Dimly, he thought of what he knew of Amelia.

Not much. The girl hadn’t been a big topic of conversation for Gin, and he had certainly never felt compelled to ask her how her child by another man was doing. Amelia had been smart enough to get into Hotchkiss, though. That was one thing.

From out of nowhere, an image of the girl in that crypt at the cemetery came to him. She had been looking up at the lineup of plaques, reading the names of her ancestors, her head tilted to one side, her long, thick brown hair down way past her shoulder blades.

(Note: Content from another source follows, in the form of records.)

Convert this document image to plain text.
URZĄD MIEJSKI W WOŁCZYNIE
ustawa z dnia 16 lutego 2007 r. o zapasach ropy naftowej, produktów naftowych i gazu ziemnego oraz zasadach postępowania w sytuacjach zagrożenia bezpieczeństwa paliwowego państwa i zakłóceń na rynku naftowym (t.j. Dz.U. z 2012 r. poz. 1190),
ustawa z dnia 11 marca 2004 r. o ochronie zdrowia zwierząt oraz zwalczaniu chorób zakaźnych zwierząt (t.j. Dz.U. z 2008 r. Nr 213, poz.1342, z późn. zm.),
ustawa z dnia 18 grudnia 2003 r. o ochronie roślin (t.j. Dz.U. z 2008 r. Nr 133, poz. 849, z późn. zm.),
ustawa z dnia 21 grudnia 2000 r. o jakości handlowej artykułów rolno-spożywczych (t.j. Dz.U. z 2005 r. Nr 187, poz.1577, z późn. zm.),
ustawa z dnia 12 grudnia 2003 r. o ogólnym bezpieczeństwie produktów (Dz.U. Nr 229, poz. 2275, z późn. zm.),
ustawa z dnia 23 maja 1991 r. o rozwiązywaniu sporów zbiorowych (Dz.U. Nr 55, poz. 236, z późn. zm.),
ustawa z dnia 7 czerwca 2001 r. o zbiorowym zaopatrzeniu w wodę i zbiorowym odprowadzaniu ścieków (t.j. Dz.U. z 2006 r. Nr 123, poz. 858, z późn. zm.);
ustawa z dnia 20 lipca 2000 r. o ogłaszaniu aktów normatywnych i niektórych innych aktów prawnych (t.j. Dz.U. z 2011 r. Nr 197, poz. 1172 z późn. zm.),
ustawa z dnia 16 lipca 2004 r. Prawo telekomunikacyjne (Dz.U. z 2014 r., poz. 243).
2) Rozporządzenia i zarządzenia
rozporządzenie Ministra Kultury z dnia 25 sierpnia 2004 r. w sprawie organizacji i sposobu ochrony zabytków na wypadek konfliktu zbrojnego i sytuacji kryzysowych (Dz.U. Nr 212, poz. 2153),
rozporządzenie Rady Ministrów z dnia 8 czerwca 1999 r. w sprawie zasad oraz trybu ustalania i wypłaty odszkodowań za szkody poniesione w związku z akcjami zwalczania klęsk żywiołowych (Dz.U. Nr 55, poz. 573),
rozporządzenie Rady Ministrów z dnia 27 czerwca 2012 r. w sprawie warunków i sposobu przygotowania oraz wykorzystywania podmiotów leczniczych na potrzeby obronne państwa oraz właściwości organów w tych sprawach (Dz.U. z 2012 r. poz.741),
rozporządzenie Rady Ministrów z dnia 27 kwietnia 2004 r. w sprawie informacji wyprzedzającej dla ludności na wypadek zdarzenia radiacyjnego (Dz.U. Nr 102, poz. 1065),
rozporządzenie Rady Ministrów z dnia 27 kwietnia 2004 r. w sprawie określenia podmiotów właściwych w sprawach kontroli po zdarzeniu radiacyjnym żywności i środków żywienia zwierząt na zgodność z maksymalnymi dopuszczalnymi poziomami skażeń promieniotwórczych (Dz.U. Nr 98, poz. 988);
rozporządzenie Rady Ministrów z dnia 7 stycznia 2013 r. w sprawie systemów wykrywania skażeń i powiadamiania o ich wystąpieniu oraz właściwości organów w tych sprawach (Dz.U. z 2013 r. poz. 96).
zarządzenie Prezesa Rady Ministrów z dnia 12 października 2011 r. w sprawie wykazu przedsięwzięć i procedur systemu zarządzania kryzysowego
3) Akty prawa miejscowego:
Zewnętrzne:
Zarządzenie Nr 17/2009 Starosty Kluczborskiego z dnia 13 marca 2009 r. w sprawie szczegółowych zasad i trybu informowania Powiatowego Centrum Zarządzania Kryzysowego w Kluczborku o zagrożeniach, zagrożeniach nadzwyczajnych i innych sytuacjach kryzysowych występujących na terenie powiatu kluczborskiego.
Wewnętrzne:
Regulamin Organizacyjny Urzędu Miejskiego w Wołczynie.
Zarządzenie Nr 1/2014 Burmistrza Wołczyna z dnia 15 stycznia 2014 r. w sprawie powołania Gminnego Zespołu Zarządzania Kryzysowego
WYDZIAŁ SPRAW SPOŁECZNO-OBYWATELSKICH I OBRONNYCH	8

As a vague feeling of panic threatened to overwhelm him, Samuel T. went right for the bottle of bourbon, finishing what was in his glass on the way. He poured himself a second serving only because his fine breeding prevented him from guzzling the stuff directly from the open neck.

If he’d had any medical training, he would have run himself an IV of Family Reserve.

With the booze burning its way to his gut, he opened his mouth again. What stopped him from lobbing more insults this time was what Gin had called him out on. Preston/Peabody/Prentiss had indeed been phoning him and texting him, using excuses as original as inviting him out to meet her and her friends, asking him to a birthday party, wondering if he’d lost her number.